Tower Semiconductor was in the news recently for a possible acquisition by Reliance Industries, India's largest business house and parent company of the country's largest service provider, Reliance Jio. As a result, its backing would help Tower get a foothold in the country.
Intel was earlier planning to acquire Tower Semiconductors for $5.4 billion but this deal had to be shelved. While the merger cleared the antitrust review in the US, it failed to secure the required approvals from the Chinese authorities.
The collapse of the deal between Intel and Tower Semiconductors also led to the termination of the $3 billion chip facility planned by ISMC in India. Tower was the tech partner in the ISMC consortium and was unable to sign the binding agreement while it awaited the regulatory approvals for the Intel deal.

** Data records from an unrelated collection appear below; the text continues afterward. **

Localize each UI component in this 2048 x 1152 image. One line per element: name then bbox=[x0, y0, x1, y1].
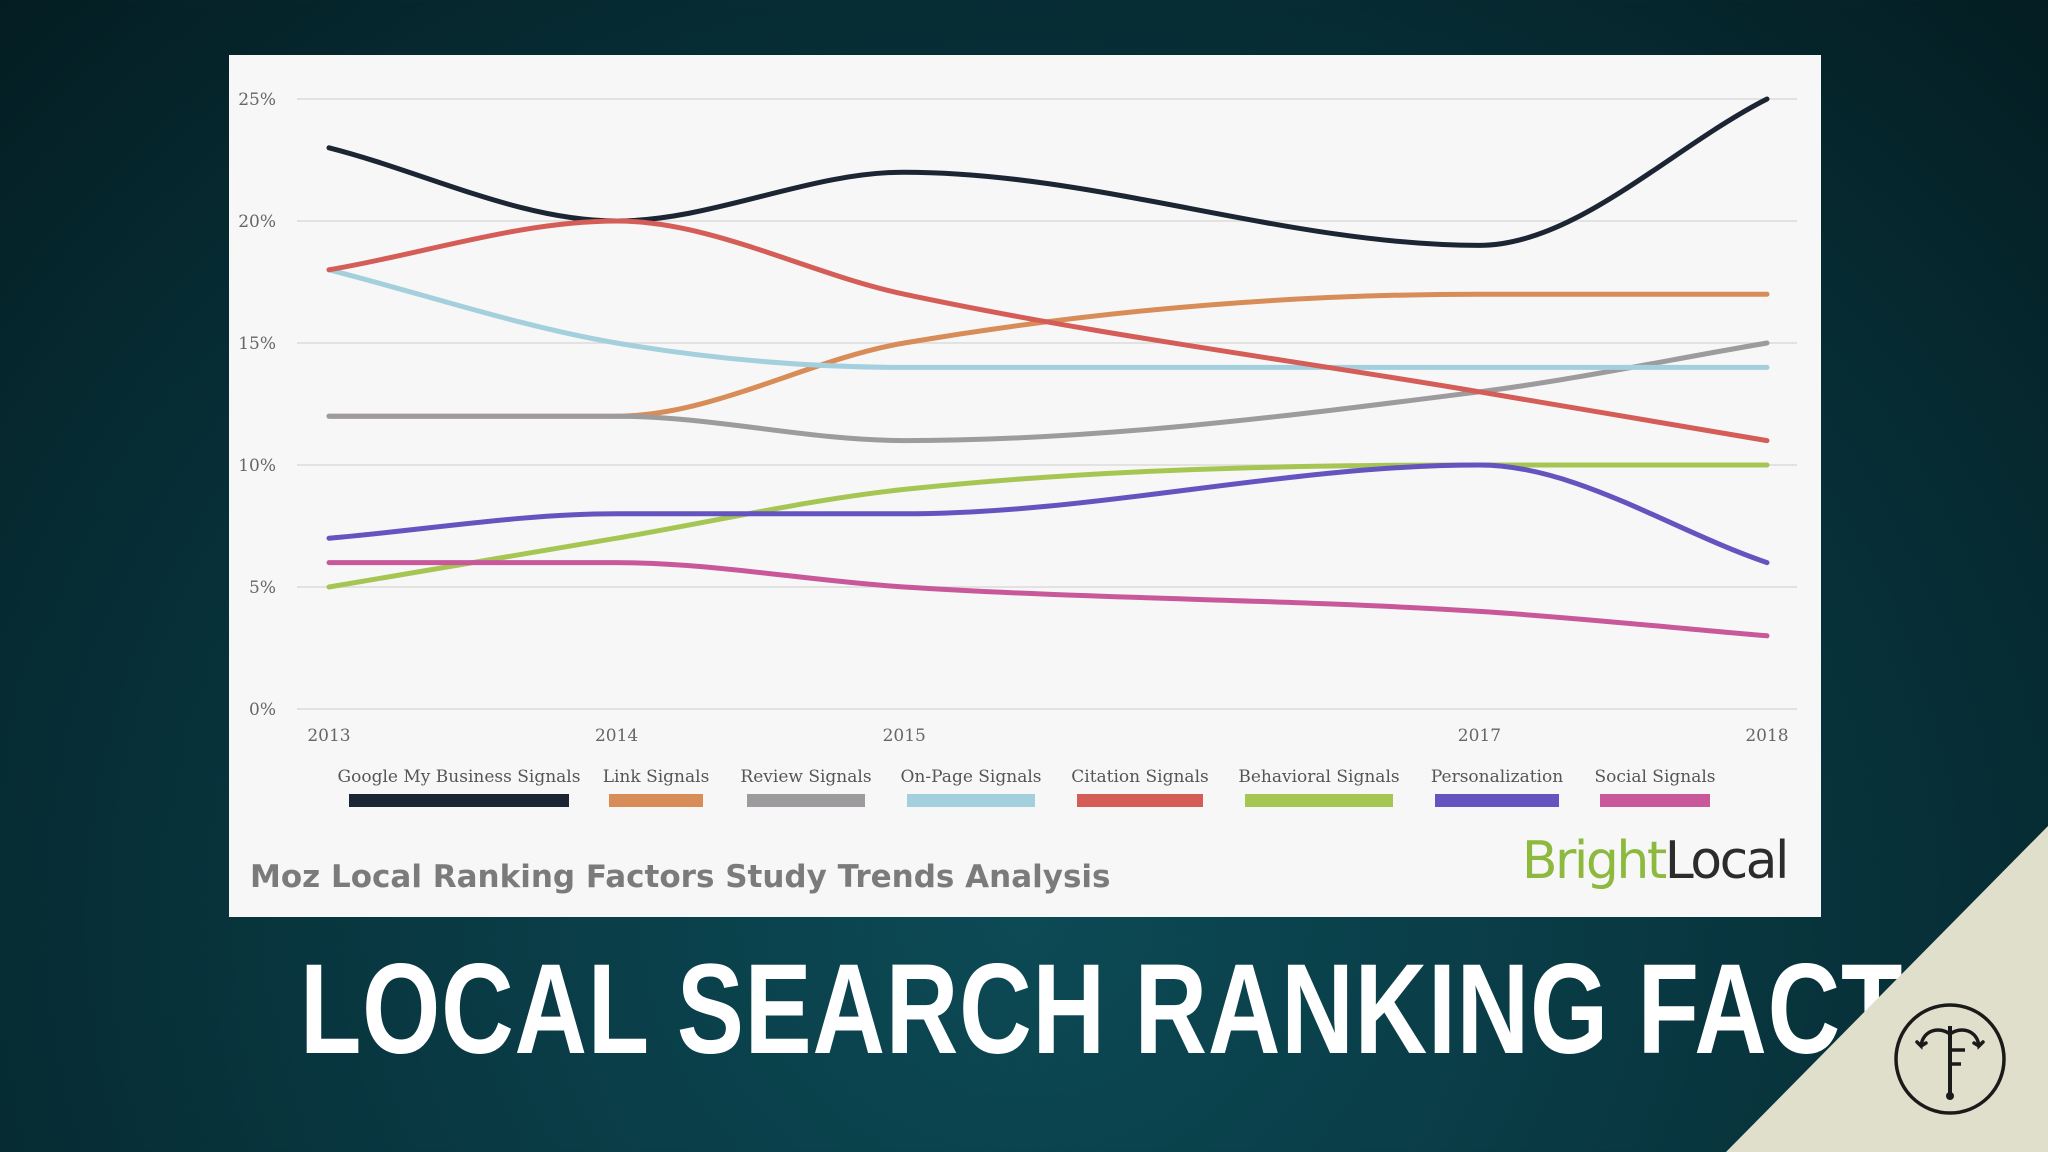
legend-label-review-signals: Review Signals bbox=[740, 767, 871, 787]
brand-logo-part2: Local bbox=[1664, 831, 1790, 891]
legend-label-link-signals: Link Signals bbox=[603, 767, 710, 787]
line-chart: 0% 5% 10% 15% 20% 25% 2013 2014 2015 2017 2018 Go… bbox=[238, 90, 1797, 807]
y-axis-ticks: 0% 5% 10% 15% 20% 25% bbox=[238, 90, 276, 720]
legend-label-social-signals: Social Signals bbox=[1594, 767, 1715, 787]
y-tick-label: 10% bbox=[238, 456, 276, 476]
chart-card: 0% 5% 10% 15% 20% 25% 2013 2014 2015 2017 2018 Go… bbox=[229, 55, 1821, 917]
legend-swatch-behavioral-signals bbox=[1245, 794, 1393, 807]
y-tick-label: 25% bbox=[238, 90, 276, 110]
y-tick-label: 20% bbox=[238, 212, 276, 232]
legend: Google My Business Signals Link Signals Re… bbox=[338, 767, 1716, 807]
legend-swatch-on-page-signals bbox=[907, 794, 1035, 807]
x-tick-label: 2014 bbox=[595, 726, 638, 746]
series-lines bbox=[326, 96, 1770, 639]
legend-swatch-link-signals bbox=[609, 794, 703, 807]
series-line-review-signals bbox=[326, 340, 1770, 444]
legend-label-personalization: Personalization bbox=[1431, 767, 1563, 787]
legend-label-behavioral-signals: Behavioral Signals bbox=[1238, 767, 1399, 787]
x-tick-label: 2015 bbox=[883, 726, 926, 746]
legend-label-on-page-signals: On-Page Signals bbox=[901, 767, 1042, 787]
series-line-social-signals bbox=[326, 560, 1770, 639]
x-tick-label: 2013 bbox=[307, 726, 350, 746]
series-line-personalization bbox=[326, 462, 1770, 566]
legend-swatch-google-my-business-signals bbox=[349, 794, 569, 807]
series-line-link-signals bbox=[326, 291, 1770, 419]
x-tick-label: 2017 bbox=[1458, 726, 1501, 746]
legend-swatch-social-signals bbox=[1600, 794, 1710, 807]
grid-lines bbox=[297, 98, 1797, 710]
corner-triangle bbox=[1726, 826, 2048, 1152]
legend-swatch-review-signals bbox=[747, 794, 865, 807]
series-line-on-page-signals bbox=[326, 267, 1770, 370]
y-tick-label: 0% bbox=[249, 700, 276, 720]
x-tick-label: 2018 bbox=[1745, 726, 1788, 746]
legend-swatch-personalization bbox=[1435, 794, 1559, 807]
series-line-citation-signals bbox=[326, 218, 1770, 444]
brand-logo-part1: Bright bbox=[1521, 831, 1667, 891]
anchor-monogram-icon bbox=[1894, 1003, 2006, 1115]
y-tick-label: 15% bbox=[238, 334, 276, 354]
series-line-google-my-business-signals bbox=[326, 96, 1770, 248]
series-line-behavioral-signals bbox=[326, 462, 1770, 590]
legend-label-google-my-business-signals: Google My Business Signals bbox=[338, 767, 581, 787]
legend-label-citation-signals: Citation Signals bbox=[1071, 767, 1208, 787]
legend-swatch-citation-signals bbox=[1077, 794, 1203, 807]
page-title: LOCAL SEARCH RANKING FACTORS bbox=[300, 938, 2048, 1081]
x-axis-ticks: 2013 2014 2015 2017 2018 bbox=[307, 726, 1788, 746]
brightlocal-logo: BrightLocal bbox=[1522, 835, 1790, 887]
y-tick-label: 5% bbox=[249, 578, 276, 598]
chart-caption: Moz Local Ranking Factors Study Trends A… bbox=[250, 859, 1111, 895]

The government has been trying to set up a chip manufacturing unit in the country for several years now. It offered $10 billion in incentives to enhance India's appeal to chipmaking companies.
While India has yet to announce any fab unit in the country, it has managed to attract companies to set up assembly and testing units. For instance, Micron plans to invest $2.7 billion to set up a chip packaging unit in Gujarat. In addition, Foxconn also announced a joint venture with HCL Group to set up an outsourced assembly and testing unit in the country.